Quarterly VC Investment Activity Way Up… But Still Way Down

Earlier today, the National Venture Capital Association and PricewaterhouseCoopers released investment activity results for the second quarter of the year. The results? VCs invested $6.5 billion in 906 deals — a 34 percent increase in capital and a 22 percent increase in the number of deals compared with the first quarter of the year.

It’s encouraging, no doubt. But while the association put a positive spin on the data, the numbers aren’t remarkable. Compared to the period between 2005 and 2008 — the last period when venture showed real growth — results this year have been decidedly lackluster other than when compared with 2009’s anemic numbers.

For example, while the press release accompanying the data highlights that in the first half of 2010, VC investments are up 49 percent in dollars and 23 percent in the number of deals from the first half of 2009, investment is still way down — about 30 percent in dollars and about 15 percent in the number of deals –compared with the first half of 2007.
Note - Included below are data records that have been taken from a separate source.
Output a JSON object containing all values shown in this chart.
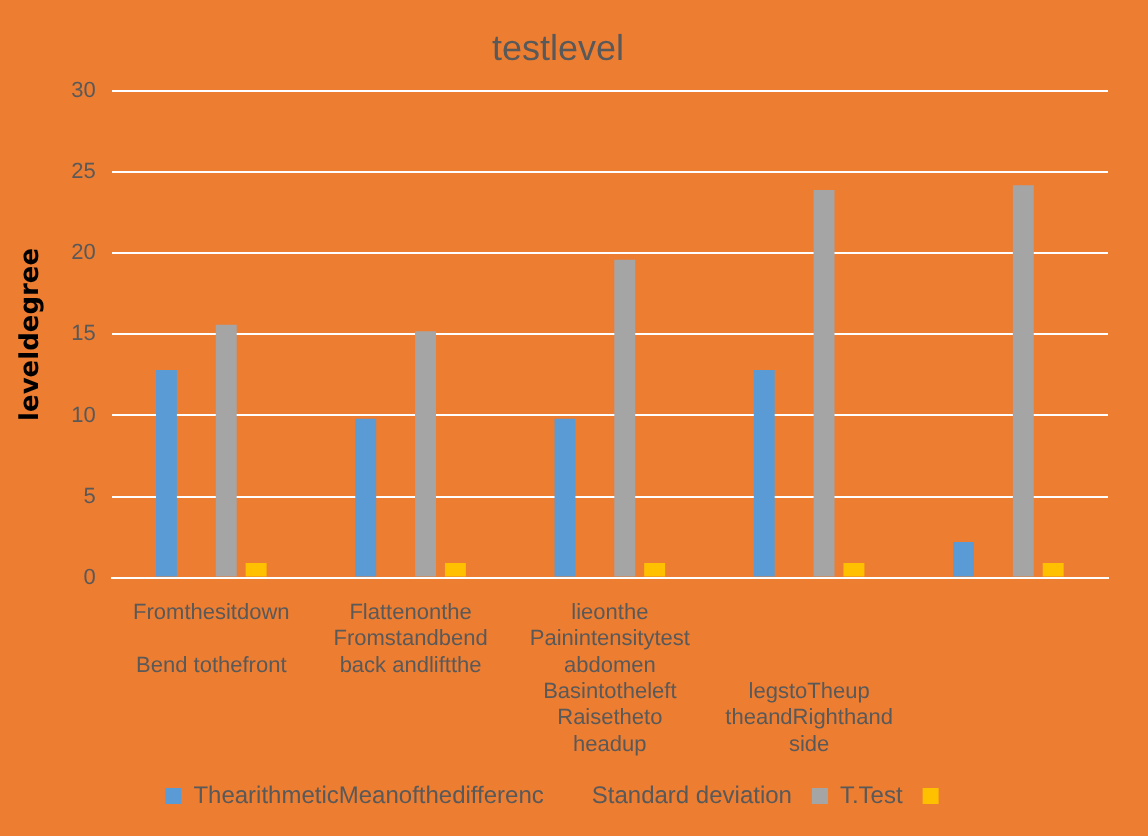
{
  "chart_data": {
    "type": "bar",
    "title": "testlevel",
    "ylabel": "leveldegree",
    "categories": [
      "Fromthesitdown\n \nBend tothefront",
      "Flattenonthe\nFromstandbend\nback andliftthe",
      "lieonthe\nPainintensitytest\nabdomen\nBasintotheleft\nRaisetheto\nheadup",
      "\n\n\nlegstoTheup\ntheandRighthand\nside",
      null
    ],
    "series": [
      {
        "name": "ThearithmeticMeanofthedifferenc",
        "color": "#5b9bd5",
        "values": [
          12.8,
          9.8,
          9.8,
          12.8,
          2.2
        ]
      },
      {
        "name": "Standard deviation",
        "values": [
          null,
          null,
          null,
          null,
          null
        ]
      },
      {
        "name": "T.Test",
        "color": "#a5a5a5",
        "values": [
          15.6,
          15.2,
          19.6,
          23.9,
          24.2
        ]
      },
      {
        "color": "#ffc000",
        "values": [
          0.9,
          0.9,
          0.9,
          0.9,
          0.9
        ]
      }
    ],
    "ylim": [
      0,
      30
    ],
    "yticks": [
      0,
      5,
      10,
      15,
      20,
      25,
      30
    ],
    "grid": "y",
    "legend": "bottom"
  }
}
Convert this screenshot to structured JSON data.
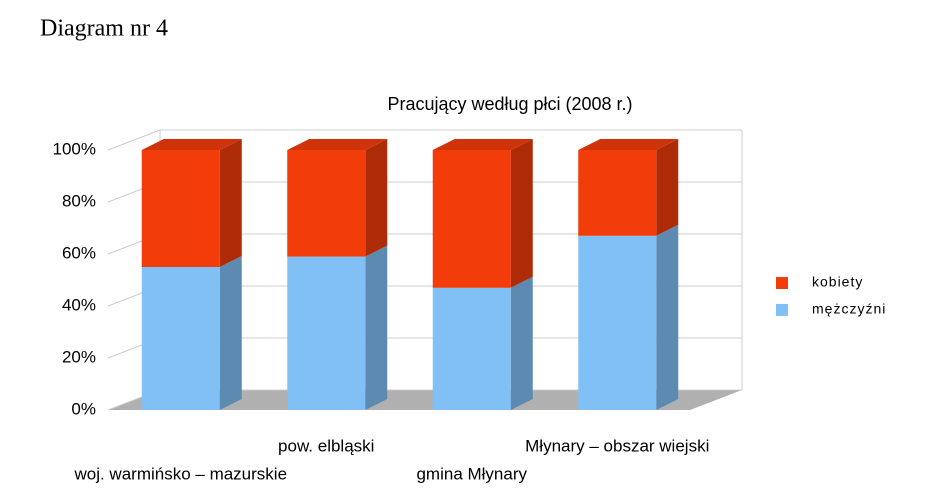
{
  "heading": "Diagram nr 4",
  "chart_data": {
    "type": "bar3d_stacked",
    "title": "Pracujący według płci (2008 r.)",
    "categories": [
      "woj. warmińsko – mazurskie",
      "pow. elbląski",
      "gmina Młynary",
      "Młynary – obszar wiejski"
    ],
    "series": [
      {
        "name": "mężczyźni",
        "color": "#80c0f4",
        "values": [
          55,
          59,
          47,
          67
        ]
      },
      {
        "name": "kobiety",
        "color": "#f23c0a",
        "values": [
          45,
          41,
          53,
          33
        ]
      }
    ],
    "ylim": [
      0,
      100
    ],
    "yticks": [
      {
        "value": 0,
        "label": "0%"
      },
      {
        "value": 20,
        "label": "20%"
      },
      {
        "value": 40,
        "label": "40%"
      },
      {
        "value": 60,
        "label": "60%"
      },
      {
        "value": 80,
        "label": "80%"
      },
      {
        "value": 100,
        "label": "100%"
      }
    ],
    "grid": true,
    "legend": "right"
  }
}
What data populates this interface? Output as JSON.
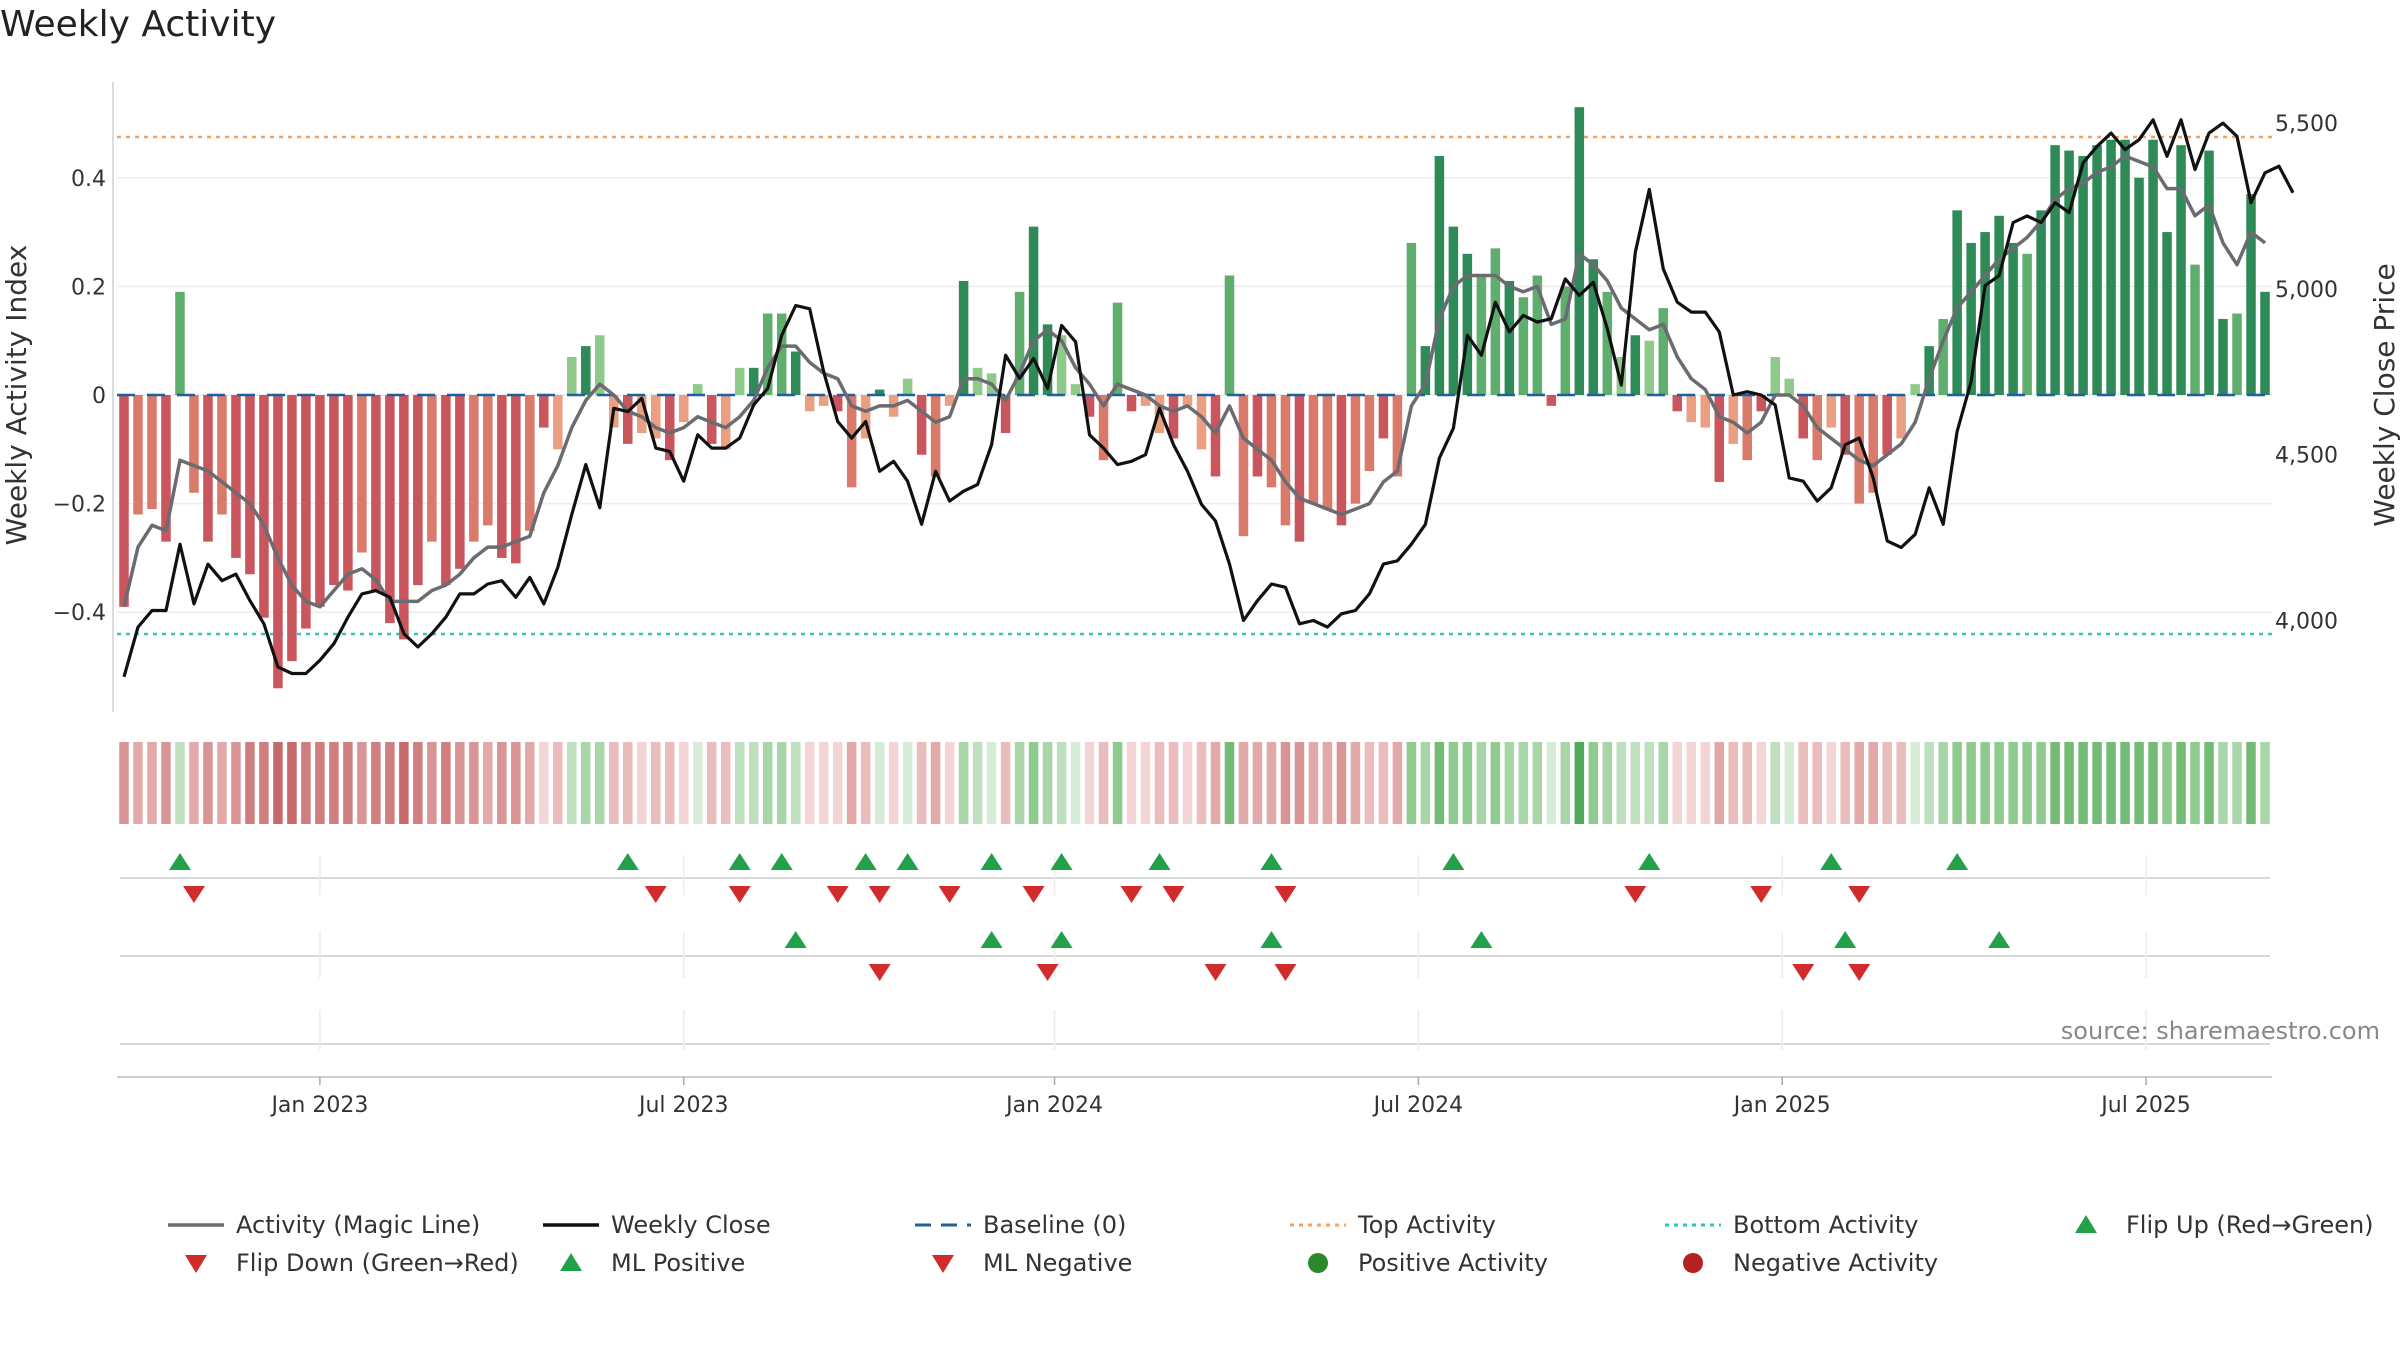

Other notable points in the new data sets include that investment in clean tech — $1.7 billion into 71 deals — broke the quarterly record for the sector. (A $350 million slug into Better Place helped.)

The $2.1 billion that went toward funding 234 life sciences companies also represents a nice uptick from the first quarter, when everyone was still waiting to see what would happen with the healthcare reform package. (It’s a 52 percent jump in dollars and 36 percent jump in deals from the first quarter.)

Not last, seed and early-stage deals dominated. Indeed, the 136 early-stage deals in the second quarter of this year tops the 123 early-stage deals that were sewn up in the third quarter of 2008, before the economy imploded.